Le lecteur se laisse séduire sûrement et lentement par cette histoire à l’ambiance particulière. Il fait la découverte de l’existence d’un livre maudit qui brûle ceux qui veulent se l’approprier indûment. La mise en scène se révèle insuffisante pour y voir une métaphore sur l’appropriation d’un savoir interdit. Ce livre qui, en quelque sorte, avait inclus Edith & Allan de force dans sa tragique destinée…Le héros a beau se montrer courageux, il semble patauger du début à la fin, sans réussir à accomplir d’exploit, sans parvenir à prévenir les catastrophes. Il relève une phrase à propos du Pénitent : c’est ainsi qu’on appelait les repris de justice chargés d’enflammer le grisou avant l’arrivée des mineurs, un étrange rapprochement qui en dit peut-être long. Il reste coi devant la méthode de suicide choisie par Romuald, à l’aide d’une perceuse.

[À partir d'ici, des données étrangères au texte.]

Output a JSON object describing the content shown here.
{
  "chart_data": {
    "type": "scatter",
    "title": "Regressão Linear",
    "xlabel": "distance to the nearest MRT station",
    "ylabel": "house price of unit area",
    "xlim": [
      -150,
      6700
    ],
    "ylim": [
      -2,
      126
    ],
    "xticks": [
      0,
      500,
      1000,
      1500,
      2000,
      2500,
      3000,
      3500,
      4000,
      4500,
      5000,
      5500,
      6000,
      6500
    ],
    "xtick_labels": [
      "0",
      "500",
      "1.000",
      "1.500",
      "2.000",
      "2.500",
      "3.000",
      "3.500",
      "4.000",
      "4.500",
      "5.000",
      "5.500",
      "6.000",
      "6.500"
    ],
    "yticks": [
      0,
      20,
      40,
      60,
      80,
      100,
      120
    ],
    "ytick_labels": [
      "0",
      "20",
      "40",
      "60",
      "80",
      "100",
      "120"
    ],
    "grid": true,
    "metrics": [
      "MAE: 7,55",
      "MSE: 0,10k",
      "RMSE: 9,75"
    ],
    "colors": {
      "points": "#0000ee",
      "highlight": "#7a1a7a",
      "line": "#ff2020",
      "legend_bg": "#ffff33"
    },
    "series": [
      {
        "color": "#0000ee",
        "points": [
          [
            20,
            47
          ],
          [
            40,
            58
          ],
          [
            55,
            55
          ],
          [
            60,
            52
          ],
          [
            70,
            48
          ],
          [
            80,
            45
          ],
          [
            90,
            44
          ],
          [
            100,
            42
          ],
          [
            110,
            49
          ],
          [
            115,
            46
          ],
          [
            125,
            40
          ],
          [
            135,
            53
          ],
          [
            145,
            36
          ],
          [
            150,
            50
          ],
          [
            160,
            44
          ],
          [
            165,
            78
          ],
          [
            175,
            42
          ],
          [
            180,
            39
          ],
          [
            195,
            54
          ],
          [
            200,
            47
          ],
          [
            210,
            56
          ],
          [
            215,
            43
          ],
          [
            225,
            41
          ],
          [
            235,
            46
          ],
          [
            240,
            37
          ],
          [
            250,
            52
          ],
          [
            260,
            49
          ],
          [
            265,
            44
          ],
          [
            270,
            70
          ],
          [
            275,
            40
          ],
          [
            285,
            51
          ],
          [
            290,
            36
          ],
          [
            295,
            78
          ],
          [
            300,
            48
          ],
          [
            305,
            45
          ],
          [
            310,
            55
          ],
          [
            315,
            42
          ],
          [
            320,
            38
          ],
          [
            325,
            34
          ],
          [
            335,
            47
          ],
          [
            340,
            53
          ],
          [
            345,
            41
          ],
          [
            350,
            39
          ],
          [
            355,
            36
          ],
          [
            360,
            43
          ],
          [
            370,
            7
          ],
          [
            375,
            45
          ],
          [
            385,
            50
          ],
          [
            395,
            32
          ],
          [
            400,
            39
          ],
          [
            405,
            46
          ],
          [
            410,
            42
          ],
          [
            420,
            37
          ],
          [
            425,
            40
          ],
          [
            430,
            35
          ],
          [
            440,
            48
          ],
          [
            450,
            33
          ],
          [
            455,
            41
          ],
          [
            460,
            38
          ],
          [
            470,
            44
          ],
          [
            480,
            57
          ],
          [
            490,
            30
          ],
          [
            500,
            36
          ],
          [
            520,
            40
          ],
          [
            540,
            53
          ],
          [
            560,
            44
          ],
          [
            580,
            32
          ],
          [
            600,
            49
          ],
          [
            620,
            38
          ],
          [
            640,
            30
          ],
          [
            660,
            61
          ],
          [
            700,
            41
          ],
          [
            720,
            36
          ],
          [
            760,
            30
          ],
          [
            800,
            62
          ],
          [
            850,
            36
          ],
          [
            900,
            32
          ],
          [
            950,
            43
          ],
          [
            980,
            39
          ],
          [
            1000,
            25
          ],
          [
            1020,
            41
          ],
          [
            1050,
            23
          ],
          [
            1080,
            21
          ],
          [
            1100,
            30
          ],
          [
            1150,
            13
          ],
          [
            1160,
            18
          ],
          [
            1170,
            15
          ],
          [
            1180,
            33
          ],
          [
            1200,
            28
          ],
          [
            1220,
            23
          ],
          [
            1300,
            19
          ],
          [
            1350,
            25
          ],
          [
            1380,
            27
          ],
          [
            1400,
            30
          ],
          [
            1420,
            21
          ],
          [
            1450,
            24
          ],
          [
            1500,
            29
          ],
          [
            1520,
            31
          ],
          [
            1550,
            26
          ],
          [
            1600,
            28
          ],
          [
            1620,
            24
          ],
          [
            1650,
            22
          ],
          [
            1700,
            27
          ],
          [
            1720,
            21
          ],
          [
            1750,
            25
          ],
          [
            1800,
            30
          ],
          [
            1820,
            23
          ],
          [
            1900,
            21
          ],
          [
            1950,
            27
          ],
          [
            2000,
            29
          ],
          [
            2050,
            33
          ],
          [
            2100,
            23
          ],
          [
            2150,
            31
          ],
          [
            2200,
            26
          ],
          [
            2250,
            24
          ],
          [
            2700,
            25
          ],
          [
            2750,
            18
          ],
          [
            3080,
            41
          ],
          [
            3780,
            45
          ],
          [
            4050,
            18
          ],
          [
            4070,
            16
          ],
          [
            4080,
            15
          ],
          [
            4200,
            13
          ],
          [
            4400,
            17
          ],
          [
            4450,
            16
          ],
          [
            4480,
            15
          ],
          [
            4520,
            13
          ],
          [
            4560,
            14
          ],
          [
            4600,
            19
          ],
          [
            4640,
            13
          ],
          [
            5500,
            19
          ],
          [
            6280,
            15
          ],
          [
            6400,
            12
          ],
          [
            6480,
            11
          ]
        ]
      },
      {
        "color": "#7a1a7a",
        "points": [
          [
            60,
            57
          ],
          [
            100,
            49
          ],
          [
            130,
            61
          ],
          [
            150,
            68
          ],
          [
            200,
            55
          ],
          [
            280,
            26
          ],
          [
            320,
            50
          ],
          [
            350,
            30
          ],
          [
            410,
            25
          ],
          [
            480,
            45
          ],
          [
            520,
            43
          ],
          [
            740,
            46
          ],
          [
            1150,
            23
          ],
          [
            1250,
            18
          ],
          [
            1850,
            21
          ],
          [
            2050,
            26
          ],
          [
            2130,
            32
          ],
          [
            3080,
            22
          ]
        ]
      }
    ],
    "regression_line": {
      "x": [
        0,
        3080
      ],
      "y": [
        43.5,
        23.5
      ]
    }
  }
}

Arrivé à la fin, il sent qu’il est bien accroché par l’intrigue et la narration.
Une aventure à l’ancienne, avec un beau héro américain, une belle pépée, et un mystère surnaturel vaguement horrifique ? Il y a de cela, et en même temps l’investissement de l’artiste dans la description, la palette de couleurs soignée et nuancée, ainsi que des éléments originaux placent ce premier tome au-dessus de la mêlée, en termes de saveurs originales, séduisant ainsi le lecteur qui en redemande.